Though relocation talk for the A’s mostly centered on the South Bay for the past 30 years, the emergence of Las Vegas as a potential new home wasn’t entirely new. Talk of a move to Las Vegas actually came up as far back as the early 2000s, Wolff said.

“I think some reporters said, ‘Well, maybe they have to move,’” Wolff said. “And Las Vegas was one city, but we didn’t spend more than an hour or two on it.”

Asked if there was anything else Fisher could have done to keep the team in Oakland, Wolff said litigation was the only remaining choice. At one point, Wolff said he spoke to Al Davis, the late owner of the Oakland Raiders, about the possibility of suing MLB itself.

“The only option to us was to sue baseball,” Wolff said. “Al said, ‘Are you crazy, Lou? Just sue ’em!’ We were so honored by Bud to be in baseball. John and I talked about it, and we said we’re never going to do that.

“We might have won that case if we did, but we — neither one of us — wanted to. We wanted to be a cooperative partner in baseball. And I think we were, and are.”

In Las Vegas, politicians have approved up to $380 million in public money to help Fisher build a new stadium, which could wind up costing $2 billion in all, above the team’s initial estimates. Could Wolff and Fisher have just eaten the cost of a privately funded ballpark in Oakland?

“We had never once asked for any financial assistance from Oakland, not once,” Wollf said. “That was not even a factor. The factor was, we got no attention at all from the three different mayors.”

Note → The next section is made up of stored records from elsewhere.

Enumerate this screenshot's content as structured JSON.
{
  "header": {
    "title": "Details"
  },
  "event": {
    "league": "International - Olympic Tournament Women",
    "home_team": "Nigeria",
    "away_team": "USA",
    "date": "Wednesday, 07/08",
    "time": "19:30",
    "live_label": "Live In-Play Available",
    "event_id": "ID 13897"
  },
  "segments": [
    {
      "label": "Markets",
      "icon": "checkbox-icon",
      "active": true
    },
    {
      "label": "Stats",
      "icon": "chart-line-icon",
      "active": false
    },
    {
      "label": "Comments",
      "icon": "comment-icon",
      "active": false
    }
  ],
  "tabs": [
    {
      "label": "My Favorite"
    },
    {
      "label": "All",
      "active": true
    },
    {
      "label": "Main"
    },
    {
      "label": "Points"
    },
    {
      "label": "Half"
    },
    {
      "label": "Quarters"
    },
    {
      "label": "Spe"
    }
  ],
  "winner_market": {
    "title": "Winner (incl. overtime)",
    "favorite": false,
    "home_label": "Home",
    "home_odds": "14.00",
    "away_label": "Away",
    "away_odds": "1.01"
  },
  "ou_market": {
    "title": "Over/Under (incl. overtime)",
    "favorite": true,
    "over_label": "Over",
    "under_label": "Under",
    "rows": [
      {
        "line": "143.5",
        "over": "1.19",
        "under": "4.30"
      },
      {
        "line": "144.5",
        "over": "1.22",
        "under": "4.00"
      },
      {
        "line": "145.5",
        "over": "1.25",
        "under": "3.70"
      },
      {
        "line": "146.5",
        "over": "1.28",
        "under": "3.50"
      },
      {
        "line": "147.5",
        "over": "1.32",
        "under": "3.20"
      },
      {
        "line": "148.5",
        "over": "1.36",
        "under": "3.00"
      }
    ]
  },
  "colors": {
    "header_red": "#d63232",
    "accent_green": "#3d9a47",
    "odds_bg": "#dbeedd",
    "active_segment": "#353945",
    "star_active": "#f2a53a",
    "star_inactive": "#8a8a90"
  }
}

Quan, however, said that the A’s were offered land “at a really discounted rate,” and that “there are a lot of public perks that he would have gotten.” Flooding was a concern at the Howard Terminal waterfront site.

“We had gotten the grant for the sea wall,” Quan said. “We had also gotten the grant for an expanded and extended freeway exit. These are all things a developer probably would have had to pay for, but we did that as a city to prepare the site. We also were going to be willing to let him have the income from the parking lot until the cost of the parking lot was paid off.”

But to Wolff, “cooperation” always lacked, not just with the city, but with Alameda County as well.

“We needed a partner to at least (move) all the applications,” Wolff continued. “Entitlements and things like that needed to be processed as fast as possible, not as slow as possible. That’s number one. Number two … they just had so many other issues: housing and homelessness, and it’s a city that could go bankrupt.

“It was nobody against us, particularly in Oakland. It was just apathy.”